Managing certificates, and rotating them in due time can quickly get out of hand.
As a follow-up to Tia Firings article on certificates we present an article on how to manage the certificates when they are issued.
Managing certificates and keys is a difficult task with many pitfalls. Without proper lifecycle management it will quickly scale to something that is unmanageable. An old saying is that If a certificate got issued, it will have to be rotated. Cisco has stated that they use on average more than four hours per certificate , just maintaining and rotating it. This is on top of the fact that manual management is more prone to human error, which in turn results in security and operational risk.

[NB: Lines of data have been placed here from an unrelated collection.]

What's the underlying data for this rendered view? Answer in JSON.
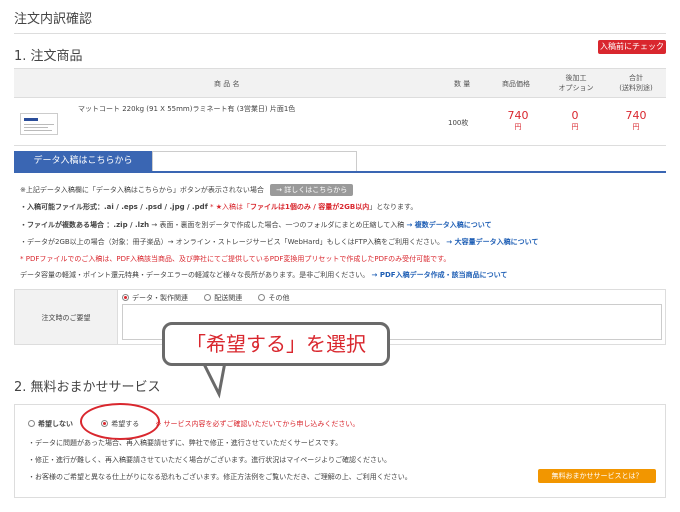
{
  "page_title": "注文内訳確認",
  "section1": {
    "title": "1. 注文商品",
    "check_button": "入稿前にチェック",
    "headers": {
      "name": "商 品 名",
      "qty": "数 量",
      "price": "商品価格",
      "option_l1": "後加工",
      "option_l2": "オプション",
      "total_l1": "合計",
      "total_l2": "(送料別途)"
    },
    "row": {
      "name": "マットコート 220kg (91 X 55mm)ラミネート有 (3営業日) 片面1色",
      "qty": "100枚",
      "price": "740",
      "option": "0",
      "total": "740",
      "yen": "円"
    }
  },
  "upload_tab": "データ入稿はこちらから",
  "notes": {
    "line1_text": "※上記データ入稿欄に「データ入稿はこちらから」ボタンが表示されない場合",
    "line1_button": "→ 詳しくはこちらから",
    "line2_label": "・入稿可能ファイル形式：.ai / .eps / .psd / .jpg / .pdf",
    "line2_mid": "* ★入稿は「",
    "line2_red": "ファイルは1個のみ / 容量が2GB以内",
    "line2_end": "」となります。",
    "line3_label": "・ファイルが複数ある場合 ：.zip / .lzh",
    "line3_text": "→ 表面・裏面を別データで作成した場合、一つのフォルダにまとめ圧縮して入稿",
    "line3_link": "→ 複数データ入稿について",
    "line4_text": "・データが2GB以上の場合（対象：冊子楽品）→ オンライン・ストレージサービス「WebHard」もしくはFTP入稿をご利用ください。",
    "line4_link": "→ 大容量データ入稿について",
    "line5_red": "* PDFファイルでのご入稿は、PDF入稿該当商品、及び弊社にてご提供しているPDF変換用プリセットで作成したPDFのみ受付可能です。",
    "line6_text": "データ容量の軽減・ポイント還元特典・データエラーの軽減など様々な長所があります。是非ご利用ください。",
    "line6_link": "→ PDF入稿データ作成・該当商品について"
  },
  "request": {
    "label": "注文時のご要望",
    "options": [
      "データ・製作関連",
      "配送関連",
      "その他"
    ]
  },
  "section2": {
    "title": "2. 無料おまかせサービス",
    "option_no": "希望しない",
    "option_yes": "希望する",
    "notice": "※ サービス内容を必ずご確認いただいてから申し込みください。",
    "bullets": [
      "・データに問題があった場合、再入稿要請せずに、弊社で修正・進行させていただくサービスです。",
      "・修正・進行が難しく、再入稿要請させていただく場合がございます。進行状況はマイページよりご確認ください。",
      "・お客様のご希望と異なる仕上がりになる恐れもございます。修正方法例をご覧いただき、ご理解の上、ご利用ください。"
    ],
    "info_button": "無料おまかせサービスとは？"
  },
  "callout": "「希望する」を選択"
}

So why do we need to rotate certificates? Some of the reasons can be that the certificate is nearing its expiration date, or that the private key that signed the certificate has been compromised, and has to be revoked. Previous practices for revoking a certificate involved using a certificate revocation list (CRL) to hold a list of all revoked certificates. The nature of this list is to grow in size, and what do developers do when things grow? We cache them! So now users are making security decisions based on stale data.
There has been done attempts at fixing revocation. We have OCSP, OCSP Stapling, and OCSP must-staple. All of which are prone to MITM-attacks. If an attacker can block the OCSP lookup, the lookup will soft-fail, and a revoked certificate will be accepted.

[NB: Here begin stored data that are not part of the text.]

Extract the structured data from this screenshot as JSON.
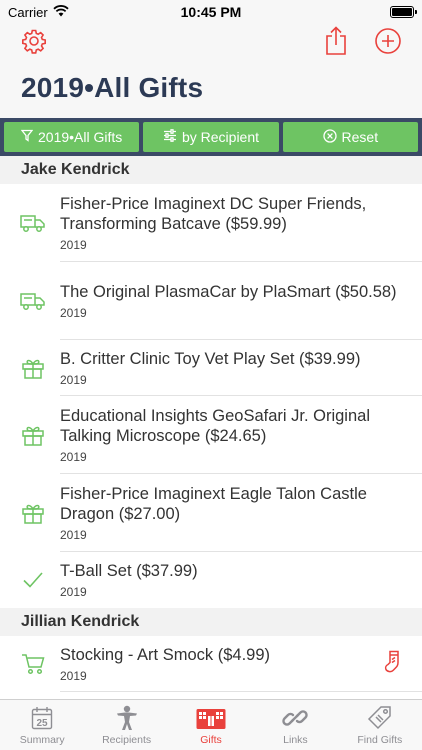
{
  "status": {
    "carrier": "Carrier",
    "time": "10:45 PM"
  },
  "page": {
    "title": "2019•All Gifts"
  },
  "filters": {
    "period_label": "2019•All Gifts",
    "group_label": "by Recipient",
    "reset_label": "Reset"
  },
  "sections": [
    {
      "name": "Jake Kendrick",
      "items": [
        {
          "icon": "truck-icon",
          "title": "Fisher-Price Imaginext DC Super Friends, Transforming Batcave ($59.99)",
          "year": "2019"
        },
        {
          "icon": "truck-icon",
          "title": "The Original PlasmaCar by PlaSmart ($50.58)",
          "year": "2019"
        },
        {
          "icon": "gift-icon",
          "title": "B. Critter Clinic Toy Vet Play Set ($39.99)",
          "year": "2019"
        },
        {
          "icon": "gift-icon",
          "title": "Educational Insights GeoSafari Jr. Original Talking Microscope ($24.65)",
          "year": "2019"
        },
        {
          "icon": "gift-icon",
          "title": "Fisher-Price Imaginext Eagle Talon Castle Dragon ($27.00)",
          "year": "2019"
        },
        {
          "icon": "checkmark-icon",
          "title": "T-Ball Set ($37.99)",
          "year": "2019"
        }
      ]
    },
    {
      "name": "Jillian Kendrick",
      "items": [
        {
          "icon": "cart-icon",
          "title": "Stocking - Art Smock ($4.99)",
          "year": "2019",
          "badge": "stocking-icon"
        }
      ]
    }
  ],
  "tabs": [
    {
      "label": "Summary",
      "icon": "calendar-icon"
    },
    {
      "label": "Recipients",
      "icon": "person-icon"
    },
    {
      "label": "Gifts",
      "icon": "gifts-icon",
      "active": true
    },
    {
      "label": "Links",
      "icon": "link-icon"
    },
    {
      "label": "Find Gifts",
      "icon": "tag-icon"
    }
  ],
  "colors": {
    "accent": "#e9413c",
    "green": "#6ec463",
    "navy": "#3b4a66",
    "title": "#2c3a55"
  }
}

As early as in 1998 elimination of certificate revocation was proposed. And if we absolutely must do revocation, we should use OCSP must-staple. But what is OCSP must-staple? In short terms: OCSP Stapling eliminates the need for the browser having to perform an OCSP request by piggybacking the OCSP response along with the certificate. The reason behind the name is the same as when the cashier staples the note from the payment terminal to the payment receipt. In the same way the server 'staples' the OCSP Response to the certificate.
OK, so we don't want to do revocation, it's complicated and prone to errors. What should we do insted? We should use short lived certificates. A short lived certificate is a certificate that has an expiration data of < 1 year. Because expiration is revocation in it self. So what is a short lived certificate? A certificate has an expiration date, the same way as the milk in your fridge has one. Today certificates live for years, but why should they? Often are certificate problems related to a mismatch between the certificate expiration date and the clients clock. Everyone knows that fresh milk tastes better!
The solution is to automate the certificate rotation of certificates, and with it, we get short lived certificates. Let's Encrypt supports automatic renewal, and their certificates are fairly short lived at 90 days.